11. Social Media Targeting


When using “list-based” tools (e.g. Facebook custom audiences or LinkedIn contact targeting), where you upload personal data you already have to the platform (e.g. list of email addresses) you must be transparent and clearly inform people about this processing. The code says:

You must be upfront about this processing. Individuals are unlikely to expect that this processing takes place, therefore you should not bury information about any list-based tools you use on social media within your privacy information.

It is likely that consent is the appropriate lawful basis for this processing as it is difficult to see how it would meet the three-part test of the legitimate interests basis. However you will still need to ensure you also meet transparency requirements.

If an individual has objected to you using their personal data for direct marketing purposes, you cannot use their data to target them on social media, including by using list-based tools.

Many organisations may be currently relying on Legitimate Interests, especially when using hashed lists, and it’s not made clear why the ICO believes audience tools would not meet the three-part test.


The ICO recognises activities to find customers that are similar to yours are complex. The code says while the social media platform undertakes the majority of the processing activities, organisations using these are the ones instigating this activity.

The ICO’s conclusion is it’s likely the organisation and the platform are joint controllers. Organisations should be satisfied the platform has taken all necessary steps to provide appropriate transparency information to people. It goes on to say:

You also need to inform individuals who have provided information to you that you intend to process their data to create these other audiences and ensure that you have a valid lawful basis.
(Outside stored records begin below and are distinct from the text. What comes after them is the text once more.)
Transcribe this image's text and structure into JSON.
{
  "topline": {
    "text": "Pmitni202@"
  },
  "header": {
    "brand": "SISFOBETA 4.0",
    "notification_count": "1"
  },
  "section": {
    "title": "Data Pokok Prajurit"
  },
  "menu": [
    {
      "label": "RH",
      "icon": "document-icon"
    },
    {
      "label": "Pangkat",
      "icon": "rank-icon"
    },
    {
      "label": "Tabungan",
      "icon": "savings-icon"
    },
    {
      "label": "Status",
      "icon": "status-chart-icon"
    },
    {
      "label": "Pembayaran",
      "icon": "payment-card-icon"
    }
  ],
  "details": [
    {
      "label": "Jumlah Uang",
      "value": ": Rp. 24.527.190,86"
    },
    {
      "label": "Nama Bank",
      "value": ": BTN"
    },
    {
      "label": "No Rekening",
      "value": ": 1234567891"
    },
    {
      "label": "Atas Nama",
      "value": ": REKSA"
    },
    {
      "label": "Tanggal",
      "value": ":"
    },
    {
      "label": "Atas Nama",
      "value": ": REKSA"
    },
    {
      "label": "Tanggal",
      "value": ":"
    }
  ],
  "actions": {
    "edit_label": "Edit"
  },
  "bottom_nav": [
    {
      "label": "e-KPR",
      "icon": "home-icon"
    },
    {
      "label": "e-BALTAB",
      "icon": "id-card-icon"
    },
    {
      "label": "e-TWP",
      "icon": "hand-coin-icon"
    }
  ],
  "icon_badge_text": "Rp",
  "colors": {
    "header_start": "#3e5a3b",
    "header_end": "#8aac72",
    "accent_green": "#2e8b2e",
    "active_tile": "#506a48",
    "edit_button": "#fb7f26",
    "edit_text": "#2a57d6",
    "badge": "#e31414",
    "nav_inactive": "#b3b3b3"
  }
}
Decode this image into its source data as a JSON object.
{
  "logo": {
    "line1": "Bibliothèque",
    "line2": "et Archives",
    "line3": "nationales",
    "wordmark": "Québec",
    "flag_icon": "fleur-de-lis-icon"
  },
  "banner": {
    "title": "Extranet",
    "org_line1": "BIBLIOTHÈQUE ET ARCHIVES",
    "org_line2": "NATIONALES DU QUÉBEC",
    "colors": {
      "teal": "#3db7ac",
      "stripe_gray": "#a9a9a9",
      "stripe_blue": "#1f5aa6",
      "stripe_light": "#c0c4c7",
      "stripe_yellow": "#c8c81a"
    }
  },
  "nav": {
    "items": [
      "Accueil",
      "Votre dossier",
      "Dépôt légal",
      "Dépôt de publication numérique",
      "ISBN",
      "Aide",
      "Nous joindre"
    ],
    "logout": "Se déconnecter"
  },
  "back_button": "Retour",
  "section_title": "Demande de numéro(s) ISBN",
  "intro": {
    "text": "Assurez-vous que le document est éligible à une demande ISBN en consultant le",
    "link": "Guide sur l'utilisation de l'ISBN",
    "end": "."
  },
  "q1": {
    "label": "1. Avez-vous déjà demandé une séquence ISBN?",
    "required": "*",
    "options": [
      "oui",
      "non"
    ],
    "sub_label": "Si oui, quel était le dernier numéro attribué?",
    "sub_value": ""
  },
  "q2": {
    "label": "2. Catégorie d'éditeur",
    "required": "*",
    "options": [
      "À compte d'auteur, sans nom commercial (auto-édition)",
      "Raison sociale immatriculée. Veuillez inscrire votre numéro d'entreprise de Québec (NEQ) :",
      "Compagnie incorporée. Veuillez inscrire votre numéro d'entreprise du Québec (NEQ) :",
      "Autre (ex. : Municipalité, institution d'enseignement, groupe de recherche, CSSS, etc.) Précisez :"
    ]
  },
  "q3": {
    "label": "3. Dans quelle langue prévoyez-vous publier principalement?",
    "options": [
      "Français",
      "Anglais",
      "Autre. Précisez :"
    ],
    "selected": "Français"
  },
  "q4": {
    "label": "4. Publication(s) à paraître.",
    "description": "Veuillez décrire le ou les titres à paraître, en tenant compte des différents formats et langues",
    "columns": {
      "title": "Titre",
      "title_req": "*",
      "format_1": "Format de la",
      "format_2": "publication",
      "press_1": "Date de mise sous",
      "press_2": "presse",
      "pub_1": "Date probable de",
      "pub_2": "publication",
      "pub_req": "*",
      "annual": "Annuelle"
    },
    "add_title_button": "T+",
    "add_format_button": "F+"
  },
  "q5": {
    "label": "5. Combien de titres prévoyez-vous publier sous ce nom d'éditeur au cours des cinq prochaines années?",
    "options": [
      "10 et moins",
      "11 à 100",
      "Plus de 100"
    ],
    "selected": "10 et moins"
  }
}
If individuals have objected to the use of their personal data for marketing purposes, you also must not use their data for the creation of a ‘lookalike’ audience.

12. Right to object & most recent indication of wishes

There’s a section of the draft code dedicated to individual rights, within which it specifically mentions that the most recent indication of an individuals’ wishes about the receipt of your direct marketing is the most important. It gives the following example:

If an individual specifically withdraws their objection or in the future actively solicits direct marketing from you, then this would override their original objection. However, failing to opt-out of your direct marketing at a later date (for example if you are using the electronic mail soft opt-in) does not override an individual’s previous Article 21(2) objection.

So, clarification on a point I know has caused some debate. If someone has unsubscribed, presenting them with an opt-out statement (i.e. relying on legitimate interests) will not override their previous objection.

As said the draft code stretches to more than 120 pages. There’s much detail to mull over and it remains to be seen what changes emerge following the public consultation.